A plan to raise cash through a list of Telefonica’s infrastructure unit – Telxius – has been shelved, with a listing of its O2 UK business also apparently in the pipeline.

The Wall Street Journal noted that as Telefonica has been maintaining its dividends, there have been some “high-level beneficiaries” – namely shareholders BBVA and CaixaBank, which are also represented on the Telefonica board.

While the debt issue is long-standing, operationally there are some good signs for Telefonica. Service revenue in its home market (Spain) was stable at around €3.05 billion, with strong growth for its Fusion converged services proposition.

Revenue in Brazil increased by 7.9 per cent to €3 billion, driven by strength in its mobile operation. In a statement, Telefonica said that “the execution of the data centric strategy, the focus on higher value customers (mobile contract and high speed broadband), the cost control and the commercial rationality, foster this excellent performance despite the inflationary pressure and the regulatory impacts”.

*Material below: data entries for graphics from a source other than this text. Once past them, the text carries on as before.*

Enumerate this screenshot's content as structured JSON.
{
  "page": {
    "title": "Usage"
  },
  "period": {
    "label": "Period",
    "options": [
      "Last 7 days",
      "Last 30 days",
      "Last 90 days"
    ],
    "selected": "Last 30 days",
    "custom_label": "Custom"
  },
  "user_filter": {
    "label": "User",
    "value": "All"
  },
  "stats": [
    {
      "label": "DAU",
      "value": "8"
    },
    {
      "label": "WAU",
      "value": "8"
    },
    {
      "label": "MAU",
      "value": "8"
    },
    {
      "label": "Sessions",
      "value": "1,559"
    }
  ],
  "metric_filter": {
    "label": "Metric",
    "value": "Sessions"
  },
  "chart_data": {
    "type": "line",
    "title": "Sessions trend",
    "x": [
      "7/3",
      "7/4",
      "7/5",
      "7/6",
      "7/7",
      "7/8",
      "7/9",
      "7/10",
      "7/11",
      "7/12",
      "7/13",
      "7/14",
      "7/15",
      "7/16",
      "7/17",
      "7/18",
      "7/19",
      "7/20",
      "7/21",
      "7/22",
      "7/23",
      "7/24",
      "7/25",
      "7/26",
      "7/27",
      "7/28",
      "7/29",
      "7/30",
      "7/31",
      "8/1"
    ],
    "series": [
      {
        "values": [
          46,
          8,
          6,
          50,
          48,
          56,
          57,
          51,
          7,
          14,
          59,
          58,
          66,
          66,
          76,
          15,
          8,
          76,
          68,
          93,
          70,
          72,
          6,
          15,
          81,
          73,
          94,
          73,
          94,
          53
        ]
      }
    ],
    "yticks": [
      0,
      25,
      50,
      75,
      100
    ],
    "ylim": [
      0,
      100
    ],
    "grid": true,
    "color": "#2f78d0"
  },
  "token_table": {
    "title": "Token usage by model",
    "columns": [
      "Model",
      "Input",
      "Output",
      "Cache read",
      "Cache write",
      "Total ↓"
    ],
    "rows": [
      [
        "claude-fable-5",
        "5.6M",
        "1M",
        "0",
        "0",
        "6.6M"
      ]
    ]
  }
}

But revenue in Germany decreased by 5.2 per cent to €1.9 billion, with mobile service revenue down 1.8 per cent to €1.4 billion. The company noted mobile service revenue was impacted by regulatory effects.

Telefonica UK revenue decreased 17.1 per cent to €1.7 billion. According to Reuters, citing Telefonica UK chief Mark Evans, a listing of this business will take place next year – if market conditions are right.

And for the Latin America unit, revenue dropped 13.9 per cent to €3.1 billion, with the company noting the “highly competitive environment in the region” and difficult macroeconomic situation in some countries.

On a group level, Telefonica reported a net profit of €983 million, up 38.5 per cent year-on-year, on revenue of €13.08 billion, down 5.9 per cent. Operating income before D&A of €4.2 billion was down 1 per cent year-on-year.

It ended the period with 274.9 million mobile customers, with LTE penetration at 22.1 per cent group-wide.